Paralympic Curling: Canada Goes 9-0 in Round Robin but History Warns Gold Is Not Guaranteed

Canada’s unbeaten 9-0 record in round-robin play has reframed expectations for paralympic curling: a dominant run in the preliminaries, yet recent Paralympic podium history suggests gold remains far from assured.
Paralympic Curling: Can an unbeaten run mask vulnerability?
Verified facts: Canada finished the round robin at the Milan Cortina Winter Paralympics with a 9-0 record, capped by a 7-3 win over the United States and an earlier 6-3 victory over South Korea. The Canadian rink listed Mark Ideson, Jon Thurston, Ina Forrest and Collinda Joseph, with Gilbert Dash serving as alternate. Canada clinched a semi-final spot before the final round-robin game and will face South Korea in the semi-finals.
Game details underscore control but also show how margins can shift. Against the United States the teams were tied 3-3 after four ends; Canada then scored four points across the next three ends, prompting the United States to concede before the eighth end. Against South Korea Canada led 4-1 after four ends, saw the gap narrow to a single point after six, and then scored in each of the final two ends to secure the win.
Analysis: The statistics and end-by-end narratives confirm Canada’s ability to produce decisive stretches, but they also show periods when leads tightened. An undefeated record in round-robin play is a strong indicator of form, yet it does not eliminate the strategic, shot-by-shot volatility that defines match play at the medal stage. Stating the difference between consistent round-robin dominance and the pressure of single-elimination semifinals distinguishes verified fact from interpretation.
Who benefits and who is under pressure?
Verified facts: Canada will meet South Korea in the semi-finals; China will face Sweden in the other semi-final. China has claimed the last two Paralympic gold medals in wheelchair curling. After gold medals in 2006, 2010 and 2014, Canada won bronze at the previous two Paralympics.
Stakeholder positions are explicit in the team’s own comments. Mark Ideson said, “That’s pretty special and it’s a special moment to share with our teammates. But we still have work to do. We’ve got a big game in the morning and we’ve got to bring our best. ” Ideson added, “We put a lot of pressure on ourselves in the preparation leading up to the Games … So now we’re just playing. We’re having fun representing our country, representing our teammates, representing ourselves, and we’ll bring our best. ” Jon Thurston framed the objective succinctly: “We’re here for gold, ” and added, “We bring our best game tomorrow and we’ll have a good opportunity for that. ”
Analysis: Those remarks reveal a team balancing confidence and self-imposed expectation. The beneficiaries of Canada’s round-robin sweep are clear—the team carries momentum and psychological advantage into elimination play. The pressure falls on Canada to translate round-robin form into a gold-medal result, especially given recent history of falling to bronze. Opponents with recent gold-medal pedigrees present concrete obstacles rather than abstract threats.
What should the public watch for as semifinals loom?
Verified facts: The semi-finals are scheduled for Friday, with the bronze-medal game also set for Friday and the gold-medal game set for Saturday. Canada earned key mid-game scoring runs in its final round-robin matches that altered outcomes: a four-point swing across three ends against the United States and consecutive final-end scores to close out South Korea.

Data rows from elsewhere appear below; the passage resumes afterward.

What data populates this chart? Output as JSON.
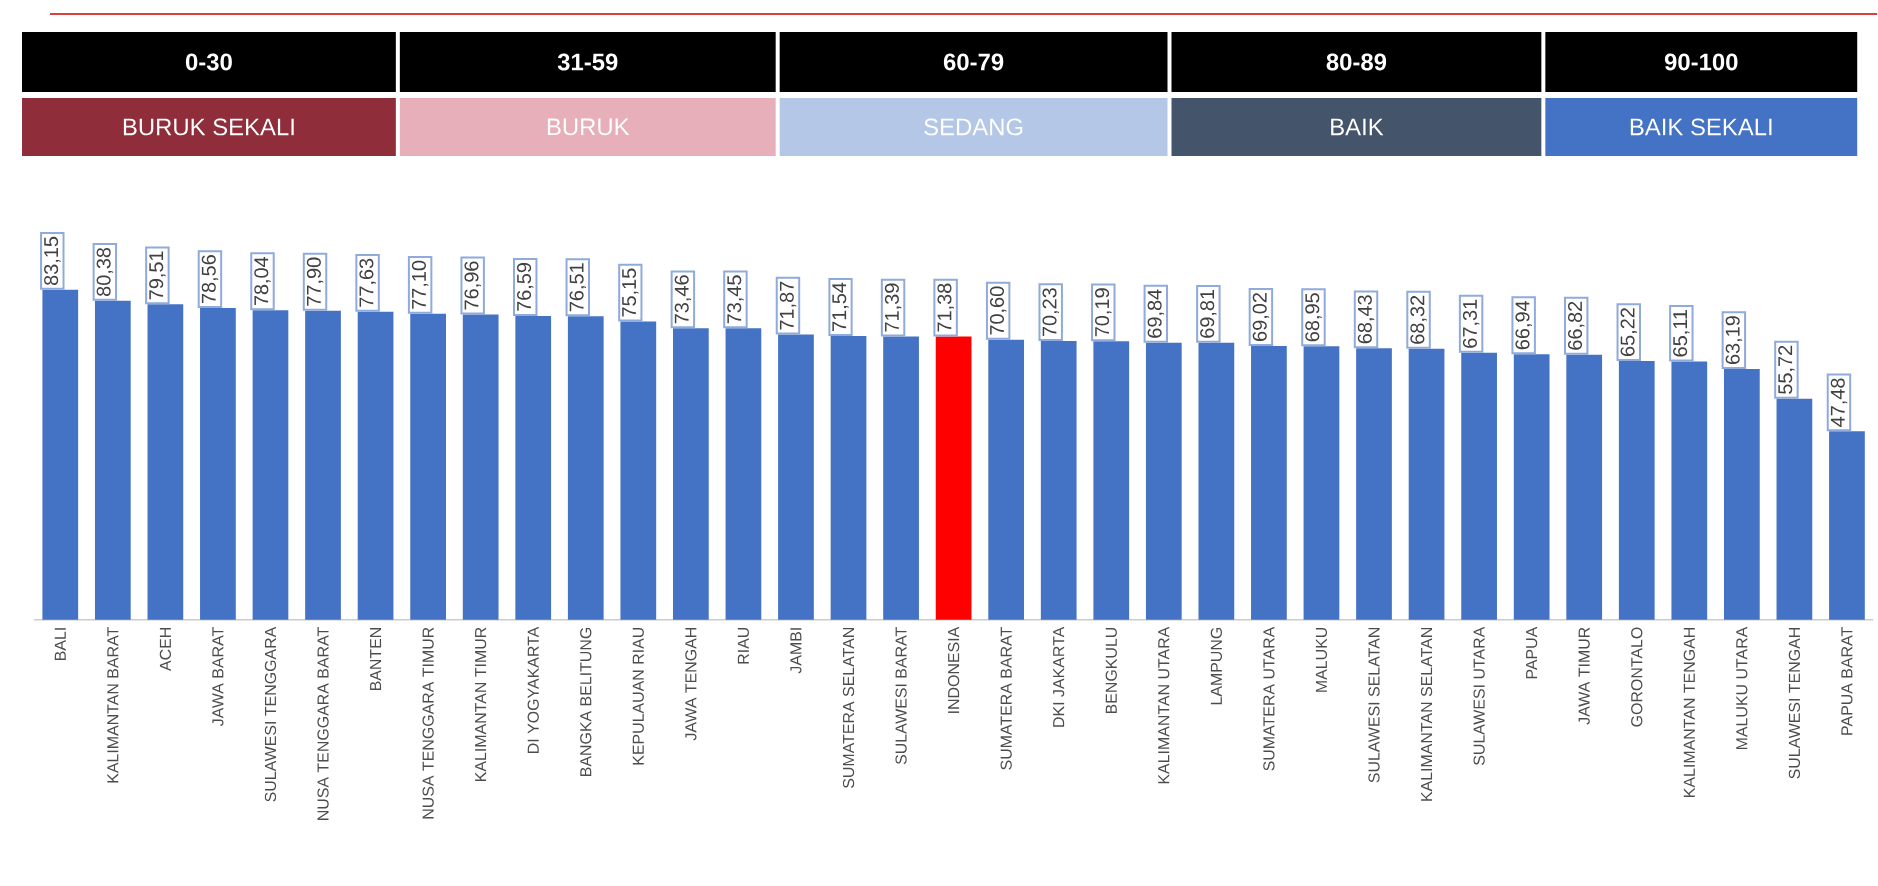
{
  "chart_data": {
    "type": "bar",
    "annotations": [
      "0-30",
      "BURUK SEKALI",
      "31-59",
      "BURUK",
      "60-79",
      "SEDANG",
      "80-89",
      "BAIK",
      "90-100",
      "BAIK SEKALI"
    ],
    "categories": [
      "BALI",
      "KALIMANTAN BARAT",
      "ACEH",
      "JAWA BARAT",
      "SULAWESI TENGGARA",
      "NUSA TENGGARA BARAT",
      "BANTEN",
      "NUSA TENGGARA TIMUR",
      "KALIMANTAN TIMUR",
      "DI YOGYAKARTA",
      "BANGKA BELITUNG",
      "KEPULAUAN RIAU",
      "JAWA TENGAH",
      "RIAU",
      "JAMBI",
      "SUMATERA SELATAN",
      "SULAWESI BARAT",
      "INDONESIA",
      "SUMATERA BARAT",
      "DKI JAKARTA",
      "BENGKULU",
      "KALIMANTAN UTARA",
      "LAMPUNG",
      "SUMATERA UTARA",
      "MALUKU",
      "SULAWESI SELATAN",
      "KALIMANTAN SELATAN",
      "SULAWESI UTARA",
      "PAPUA",
      "JAWA TIMUR",
      "GORONTALO",
      "KALIMANTAN TENGAH",
      "MALUKU UTARA",
      "SULAWESI TENGAH",
      "PAPUA BARAT"
    ],
    "values": [
      83.15,
      80.38,
      79.51,
      78.56,
      78.04,
      77.9,
      77.63,
      77.1,
      76.96,
      76.59,
      76.51,
      75.15,
      73.46,
      73.45,
      71.87,
      71.54,
      71.39,
      71.38,
      70.6,
      70.23,
      70.19,
      69.84,
      69.81,
      69.02,
      68.95,
      68.43,
      68.32,
      67.31,
      66.94,
      66.82,
      65.22,
      65.11,
      63.19,
      55.72,
      47.48
    ],
    "value_labels": [
      "83,15",
      "80,38",
      "79,51",
      "78,56",
      "78,04",
      "77,90",
      "77,63",
      "77,10",
      "76,96",
      "76,59",
      "76,51",
      "75,15",
      "73,46",
      "73,45",
      "71,87",
      "71,54",
      "71,39",
      "71,38",
      "70,60",
      "70,23",
      "70,19",
      "69,84",
      "69,81",
      "69,02",
      "68,95",
      "68,43",
      "68,32",
      "67,31",
      "66,94",
      "66,82",
      "65,22",
      "65,11",
      "63,19",
      "55,72",
      "47,48"
    ],
    "colors": [
      "#4472c4",
      "#4472c4",
      "#4472c4",
      "#4472c4",
      "#4472c4",
      "#4472c4",
      "#4472c4",
      "#4472c4",
      "#4472c4",
      "#4472c4",
      "#4472c4",
      "#4472c4",
      "#4472c4",
      "#4472c4",
      "#4472c4",
      "#4472c4",
      "#4472c4",
      "#ff0000",
      "#4472c4",
      "#4472c4",
      "#4472c4",
      "#4472c4",
      "#4472c4",
      "#4472c4",
      "#4472c4",
      "#4472c4",
      "#4472c4",
      "#4472c4",
      "#4472c4",
      "#4472c4",
      "#4472c4",
      "#4472c4",
      "#4472c4",
      "#4472c4",
      "#4472c4"
    ]
  }
}
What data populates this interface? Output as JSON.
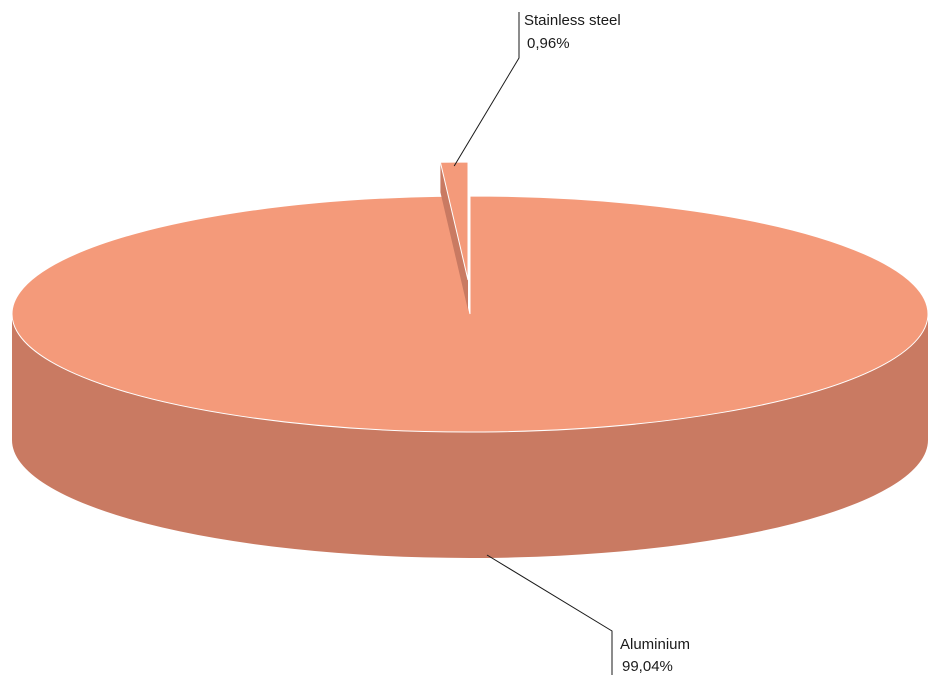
{
  "chart_data": {
    "type": "pie",
    "style": "3d-exploded",
    "title": "",
    "slices": [
      {
        "name": "Stainless steel",
        "value": 0.96,
        "label_value": "0,96%",
        "color": "#f49a7a",
        "side_color": "#c97a62"
      },
      {
        "name": "Aluminium",
        "value": 99.04,
        "label_value": "99,04%",
        "color": "#f49a7a",
        "side_color": "#c97a62"
      }
    ],
    "legend": "none"
  }
}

Analysis and forward look: Observers should track Canada’s ability to produce and defend against mid-game scoring runs, the execution of late-end strategy under sudden-elimination pressure, and matchup dynamics with South Korea—who beat into a close contest during the round robin. The gap between consistent round-robin performance and medal-game execution will be decisive. Given Canada’s recent Paralympic history—gold in multiple earlier Games but bronze in the two most recent editions—an unbeaten preliminary record sharpens, rather than settles, the central question: can this Canadian rink convert dominance into gold?
As elimination play begins, the roster named for these podium pursuits and the results that produced a 9-0 record will be the baseline for judgement; the public should expect clarity from performance, not from headlines, in determining whether this run produces the gold this team says it seeks in paralympic curling.